Il
décida toutes ces peuplades à envoyer, pour le printemps suivant, des
députés au Sault-Sainte-Marie, afin d'y procéder à la reconnaissance du
protectorat de la France sur les contrées qui forment les bassins des lacs
Supérieur, Huron, Erie, Michigan. Quatorze cents sauvages furent
fidèles au rendez-vous. M. de Saint-Lusson, délégué, par l'intendant
Talon, procéda solennellement à l'acte de reconnaissance.
«Sur la prairie qui domine les Rapides, on avait préparé une Croix et un
poteau en Bois de cèdre surmonté d'un écusson aux armes de France.
Les Indiens, dans leur appareil de guerre, précédés du Délégué,
formaient un vaste cercle autour de ces derniers emblèmes de la foi
religieuse et de la domination politique. Au moment où l'on éleva le
premier, les missionnaires et les Français entonnèrent le Vexilla, puis,
quand les armes de France parurent dans les airs, l'Exaudiat.
«Cela fait, le père Claude Allouez, très-versé dans la connaissance de la
langue algonquine, adressa aux Indiens un long discours pour leur
expliquer le but de la réunion et les avantages qu'ils retireraient du
protectorat de la France. Il termina par un éloge du monarque auquel ils
allaient se donner et par un pompeux tableau de sa puissance. Ce
discours a été conservé, en entier, dans les Relations des Jésuites: il est
fort curieux en ce qu'il montre l'extrême souplesse de l'esprit des
jésuites et leur habileté incomparable à adapter leur éloquence et leurs
moyens d'action au caractère particulier des peuples qu'ils avaient à
soumettre au joug de la civilisation et de la foi.
«Il est probable que les Indiens furent fortement impressionnés de ce
discours, car, lorsque M. de Saint-Lusson, après que le père Allouez eut
fini de parler, leur demanda s'ils consentaient à se ranger, eux, leurs
descendants et leurs pays sous l'autorité du grand Ononthio [6], ce ne
fut qu'un cri d'assentiment. Les Français y répondirent par les
acclamations de Vive le roi! et des décharges de mousqueterie. La
cérémonie se termina par un Te Deum.
«Cet acte est célèbre dans l'histoire de l'Amérique sous le nom de Traité
du Sault-Sainte-Marie. Il est peu de titres parmi ceux qui garantissent
les possessions territoriales des nations ou des princes européens qui
aient une origine aussi sérieuse, aussi authentique et aussi libérale que
le traité par lequel la France a possédé, pendant quatre-vingt-dix ans,
tout le nord-ouest des États-Unis [7].
[Note 6: C'est encore ainsi que les Indiens nomment le gouverneur du
Canada.--H.-E. C.]
[Note 7: L'auteur aurait dû dire «de l'Amérique septentrionale,» puisque
le territoire de la baie d'Hudson qui fait partie de cette contrée et qui est
maintenant aux Anglais devint, par ce traité, notre propriété.--H.-E. C.]

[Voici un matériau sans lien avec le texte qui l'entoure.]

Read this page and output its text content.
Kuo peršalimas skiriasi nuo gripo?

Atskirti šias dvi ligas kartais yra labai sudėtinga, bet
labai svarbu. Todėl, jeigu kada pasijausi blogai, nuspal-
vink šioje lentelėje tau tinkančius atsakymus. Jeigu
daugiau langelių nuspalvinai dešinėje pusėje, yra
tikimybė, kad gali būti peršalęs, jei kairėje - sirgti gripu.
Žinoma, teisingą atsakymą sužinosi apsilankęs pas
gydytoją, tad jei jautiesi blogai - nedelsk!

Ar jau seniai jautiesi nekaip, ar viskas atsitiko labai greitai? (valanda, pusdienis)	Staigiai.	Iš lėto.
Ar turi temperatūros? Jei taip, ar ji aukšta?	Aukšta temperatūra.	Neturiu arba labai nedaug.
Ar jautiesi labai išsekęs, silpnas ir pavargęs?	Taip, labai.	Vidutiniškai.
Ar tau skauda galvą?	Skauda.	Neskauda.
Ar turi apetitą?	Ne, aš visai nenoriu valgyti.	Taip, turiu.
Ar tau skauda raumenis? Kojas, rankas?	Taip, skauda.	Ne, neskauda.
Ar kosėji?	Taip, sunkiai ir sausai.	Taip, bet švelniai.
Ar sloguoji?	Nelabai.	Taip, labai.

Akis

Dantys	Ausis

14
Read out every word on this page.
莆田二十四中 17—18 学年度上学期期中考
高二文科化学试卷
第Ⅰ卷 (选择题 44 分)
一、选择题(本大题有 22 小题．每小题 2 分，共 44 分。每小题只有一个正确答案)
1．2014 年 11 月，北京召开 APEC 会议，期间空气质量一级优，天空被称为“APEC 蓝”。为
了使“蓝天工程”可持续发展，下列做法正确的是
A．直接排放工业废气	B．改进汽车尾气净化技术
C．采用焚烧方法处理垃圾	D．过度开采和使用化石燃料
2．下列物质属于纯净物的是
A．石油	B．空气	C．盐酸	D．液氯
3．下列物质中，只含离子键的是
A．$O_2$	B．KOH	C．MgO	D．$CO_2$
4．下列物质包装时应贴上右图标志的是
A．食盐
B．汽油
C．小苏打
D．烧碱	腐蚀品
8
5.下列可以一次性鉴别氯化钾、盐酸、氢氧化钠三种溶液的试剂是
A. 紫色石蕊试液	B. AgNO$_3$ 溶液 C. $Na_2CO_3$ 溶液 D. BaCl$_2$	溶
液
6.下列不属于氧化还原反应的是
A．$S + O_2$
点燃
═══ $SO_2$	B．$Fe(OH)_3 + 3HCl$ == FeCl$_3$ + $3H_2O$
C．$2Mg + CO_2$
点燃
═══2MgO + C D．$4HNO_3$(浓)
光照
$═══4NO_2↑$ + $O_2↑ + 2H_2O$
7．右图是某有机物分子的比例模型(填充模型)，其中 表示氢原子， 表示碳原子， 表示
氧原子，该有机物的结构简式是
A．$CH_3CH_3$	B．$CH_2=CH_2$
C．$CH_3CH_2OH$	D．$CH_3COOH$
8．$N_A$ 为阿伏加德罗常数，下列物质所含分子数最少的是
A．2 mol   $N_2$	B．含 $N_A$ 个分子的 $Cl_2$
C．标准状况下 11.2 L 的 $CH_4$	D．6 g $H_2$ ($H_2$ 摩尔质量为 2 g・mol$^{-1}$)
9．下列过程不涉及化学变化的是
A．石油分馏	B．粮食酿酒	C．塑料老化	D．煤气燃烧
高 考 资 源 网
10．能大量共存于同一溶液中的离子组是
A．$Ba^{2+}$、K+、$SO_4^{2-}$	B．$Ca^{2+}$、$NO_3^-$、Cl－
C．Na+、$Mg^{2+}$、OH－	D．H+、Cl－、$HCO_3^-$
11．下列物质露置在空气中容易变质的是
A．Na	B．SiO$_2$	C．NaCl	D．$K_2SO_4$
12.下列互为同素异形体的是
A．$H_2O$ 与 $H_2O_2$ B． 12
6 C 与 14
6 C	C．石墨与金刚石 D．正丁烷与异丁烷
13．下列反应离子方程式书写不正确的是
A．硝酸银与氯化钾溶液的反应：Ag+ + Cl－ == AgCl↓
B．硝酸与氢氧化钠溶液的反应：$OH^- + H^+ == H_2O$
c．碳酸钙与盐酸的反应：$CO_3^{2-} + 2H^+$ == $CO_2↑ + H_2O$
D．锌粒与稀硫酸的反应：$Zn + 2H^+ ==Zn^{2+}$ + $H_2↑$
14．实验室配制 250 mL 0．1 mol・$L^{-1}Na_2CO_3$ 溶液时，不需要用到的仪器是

«La guerre de Sept-Ans et le traité qui en a été la suite nous ont
dépouillés de ce magnifique héritage, mais aujourd'hui, quand un
Français y pénètre en étranger, il ne peut oublier que ses ancêtres le
reçurent jadis librement des mains d'une race faible et confiante; que,
fidèles à leurs engagements, ils avaient entrepris de la civiliser, et que
leurs successeurs, héritiers de leurs devoirs comme de leurs droits, n'ont
su que la dégrader, l'anéantir [8].
[Note 8: Civiliser les Indiens utopie, prétexte de l'ambition ou du
fanatisme religieux. Le sauvage est moins fait pour la civilisation que le
civilisé pour la vie sauvage. Les gens désintéressés, qui connaissent les
Peaux-Rouges, loin de songer à les civiliser, protestent contre les
tentatives faites à ce sujet. Écoutez Schoolcraft, un observateur profond,
un savant érudit, un écrivain consciencieux, qui passe la moitié de sa
vie au milieu du désert américain:
«L'Indien est possédé d'un esprit de réminiscence qui se plaît dans des
allusions au passé. Il parle d'une sorte d'âge d'or où tout allait mieux
pour lui que maintenant, alors qu'il avait de meilleures lois, de
meilleurs chefs, que les crimes étaient plus promptement punis, que sa
langue était parlée avec une pureté plus grande, que les moeurs étaient
moins entachées de barbarie. Mais tout cela semble passer à travers le
cerveau indien comme un rêve, et lui fournit plutôt la source d'une sorte
de rétrospection agréable et secrète qu'un stimulant pour l'exciter à des
efforts présents ou futurs. Il languit comme un être déchu et désespéré
de se relever. Il ne paraît, pas ouvrir les yeux à la perspective de la
civilisation et de l'exaltation mentale déroulée devant lui, comme si
cette scène lui était nouvelle ou attrayante. Depuis plus de deux siècles
des instructeurs (teachers) et des philanthropes lui ont peint ce tableau,
mais il n'y a rien vu pour secouer sa torpeur et s'élancer dans la carrière
de la civilisation et du perfectionnement. Il s'est plutôt éloigné de ce
spectacle avec l'air d'une personne pour qui toutes ces choses
«nouvelles» étaient «vieilles», et il a résolument préféré ses bois, son
wigwam, son canot. --Algic Researches preliminary observations, par
H.-R. Schoolcraft.
Je
Continue reading on your phone by scaning this QR Code
Tip: The current page has been bookmarked automatically. If you wish to continue reading later, just open the
Dertz Homepage, and click on the 'continue reading' link at the bottom of the page.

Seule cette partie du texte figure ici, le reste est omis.